What is Radioembolization?

Cancer in the liver has been difficult to treat with external beam radiation therapy in the past because the normal liver is easily injured by radiation. Radioembolization is a technique that allows us to selectively subject cancerous tumors within the liver to high doses of radiation with little risk to the rest of the liver or surrounding organs. This is done, like with chemoembolization, through a tiny catheter or tube threaded into the hepatic artery (liver artery) from an anesthetized artery at the top of the leg. Tiny resin spheres, called Sir-Spheres, contain yttrium 90 (y90) are injected carefully through the catheter into the liver circulation. Cancer deposits have many more “parking spaces” for these radioactive spheres than do regions of normal liver tissue. Therefore, the cancer deposits receive far more radiation than does normal liver tissue. Cancers sensitive to radiation may be very effectively controlled with this therapy.

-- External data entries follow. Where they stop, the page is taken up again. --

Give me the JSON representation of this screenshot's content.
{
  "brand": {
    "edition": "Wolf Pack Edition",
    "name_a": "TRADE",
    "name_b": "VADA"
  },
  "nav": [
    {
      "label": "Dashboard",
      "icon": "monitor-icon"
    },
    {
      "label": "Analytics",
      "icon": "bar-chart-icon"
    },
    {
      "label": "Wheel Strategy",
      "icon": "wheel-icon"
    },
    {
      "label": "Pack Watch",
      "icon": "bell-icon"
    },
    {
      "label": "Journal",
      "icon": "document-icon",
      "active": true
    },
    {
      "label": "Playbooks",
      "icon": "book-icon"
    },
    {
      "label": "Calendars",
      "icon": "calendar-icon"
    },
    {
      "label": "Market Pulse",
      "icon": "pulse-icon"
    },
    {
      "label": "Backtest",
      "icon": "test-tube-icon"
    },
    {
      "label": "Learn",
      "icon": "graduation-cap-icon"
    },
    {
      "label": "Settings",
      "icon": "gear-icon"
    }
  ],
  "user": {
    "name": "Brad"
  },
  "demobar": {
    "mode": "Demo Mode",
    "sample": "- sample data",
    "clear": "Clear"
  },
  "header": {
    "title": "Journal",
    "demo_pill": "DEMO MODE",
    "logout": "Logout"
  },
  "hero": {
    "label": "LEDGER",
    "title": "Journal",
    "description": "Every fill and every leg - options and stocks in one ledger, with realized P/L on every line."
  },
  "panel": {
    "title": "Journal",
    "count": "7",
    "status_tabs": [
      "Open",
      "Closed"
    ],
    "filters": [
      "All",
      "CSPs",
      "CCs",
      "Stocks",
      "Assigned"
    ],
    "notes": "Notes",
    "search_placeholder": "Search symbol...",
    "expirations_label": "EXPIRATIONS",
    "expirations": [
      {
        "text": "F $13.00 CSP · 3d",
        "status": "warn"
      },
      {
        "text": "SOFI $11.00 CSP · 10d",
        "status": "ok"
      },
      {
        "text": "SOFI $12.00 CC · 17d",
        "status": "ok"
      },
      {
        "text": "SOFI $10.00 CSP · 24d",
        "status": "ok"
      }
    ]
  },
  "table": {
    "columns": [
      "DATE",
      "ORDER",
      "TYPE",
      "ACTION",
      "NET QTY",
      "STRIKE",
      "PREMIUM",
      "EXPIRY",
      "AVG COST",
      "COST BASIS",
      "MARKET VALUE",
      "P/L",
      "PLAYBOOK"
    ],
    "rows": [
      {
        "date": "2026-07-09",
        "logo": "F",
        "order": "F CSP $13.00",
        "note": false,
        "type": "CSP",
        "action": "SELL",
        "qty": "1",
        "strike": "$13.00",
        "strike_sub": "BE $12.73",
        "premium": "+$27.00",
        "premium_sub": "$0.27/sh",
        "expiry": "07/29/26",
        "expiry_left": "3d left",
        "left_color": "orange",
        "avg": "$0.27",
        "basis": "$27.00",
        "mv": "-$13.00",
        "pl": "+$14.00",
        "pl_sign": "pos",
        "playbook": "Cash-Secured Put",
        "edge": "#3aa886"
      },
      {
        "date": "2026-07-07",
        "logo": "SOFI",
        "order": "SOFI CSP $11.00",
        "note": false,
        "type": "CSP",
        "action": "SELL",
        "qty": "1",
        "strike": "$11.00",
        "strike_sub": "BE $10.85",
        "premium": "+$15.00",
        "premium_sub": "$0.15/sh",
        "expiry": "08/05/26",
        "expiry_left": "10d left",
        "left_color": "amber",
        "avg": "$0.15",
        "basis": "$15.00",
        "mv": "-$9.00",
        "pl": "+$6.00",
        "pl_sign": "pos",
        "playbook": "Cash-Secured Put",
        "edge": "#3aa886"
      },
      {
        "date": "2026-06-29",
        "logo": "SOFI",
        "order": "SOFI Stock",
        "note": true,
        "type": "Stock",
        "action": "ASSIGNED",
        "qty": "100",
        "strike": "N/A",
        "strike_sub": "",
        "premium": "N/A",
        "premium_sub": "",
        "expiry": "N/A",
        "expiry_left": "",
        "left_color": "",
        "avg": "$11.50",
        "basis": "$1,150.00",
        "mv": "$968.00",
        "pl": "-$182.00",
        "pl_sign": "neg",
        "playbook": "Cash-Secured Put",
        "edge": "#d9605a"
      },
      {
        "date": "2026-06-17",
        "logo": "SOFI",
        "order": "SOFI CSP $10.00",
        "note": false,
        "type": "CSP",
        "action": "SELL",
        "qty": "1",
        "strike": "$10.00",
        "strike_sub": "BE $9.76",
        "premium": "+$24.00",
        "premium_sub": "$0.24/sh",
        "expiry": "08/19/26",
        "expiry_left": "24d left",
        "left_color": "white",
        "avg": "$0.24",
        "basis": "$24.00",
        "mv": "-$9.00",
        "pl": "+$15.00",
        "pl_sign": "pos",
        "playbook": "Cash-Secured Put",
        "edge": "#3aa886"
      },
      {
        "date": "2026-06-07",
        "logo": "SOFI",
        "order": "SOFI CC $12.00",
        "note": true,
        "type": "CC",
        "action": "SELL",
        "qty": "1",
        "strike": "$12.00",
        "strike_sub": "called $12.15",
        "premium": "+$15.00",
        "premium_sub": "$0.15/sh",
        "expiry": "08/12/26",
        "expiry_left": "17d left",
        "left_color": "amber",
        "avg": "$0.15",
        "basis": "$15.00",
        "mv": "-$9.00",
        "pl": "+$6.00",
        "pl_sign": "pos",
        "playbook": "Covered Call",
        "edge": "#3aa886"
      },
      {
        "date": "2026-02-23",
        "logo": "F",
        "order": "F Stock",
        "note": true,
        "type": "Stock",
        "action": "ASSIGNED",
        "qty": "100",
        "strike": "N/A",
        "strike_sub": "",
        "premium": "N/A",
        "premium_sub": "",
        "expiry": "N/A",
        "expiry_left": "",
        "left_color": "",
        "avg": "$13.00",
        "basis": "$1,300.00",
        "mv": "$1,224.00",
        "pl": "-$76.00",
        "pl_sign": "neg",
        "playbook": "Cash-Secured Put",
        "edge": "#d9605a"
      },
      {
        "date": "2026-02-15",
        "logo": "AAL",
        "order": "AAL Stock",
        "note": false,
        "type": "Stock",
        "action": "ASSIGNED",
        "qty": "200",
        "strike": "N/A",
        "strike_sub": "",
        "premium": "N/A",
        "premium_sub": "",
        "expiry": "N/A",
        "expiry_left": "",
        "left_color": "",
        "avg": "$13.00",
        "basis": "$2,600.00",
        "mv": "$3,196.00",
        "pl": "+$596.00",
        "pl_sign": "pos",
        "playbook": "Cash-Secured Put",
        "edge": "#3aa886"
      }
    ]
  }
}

Like chemoembolization, this treatment is reserved for some, but not all, cancers involving the liver. If patients have tumor in other parts of their body, or if their liver function is compromised, this may not be the best therapy for them. We most commonly use this therapy in select patients with metastatic cancer to the liver from colorectal cancer, neuroendocrine cancer, breast carcinoma, GI sarcomas and others. It is also frequently effective in primary liver cancer (hepatocellular carcinoma and intra-hepatic cholangiocarcinoma).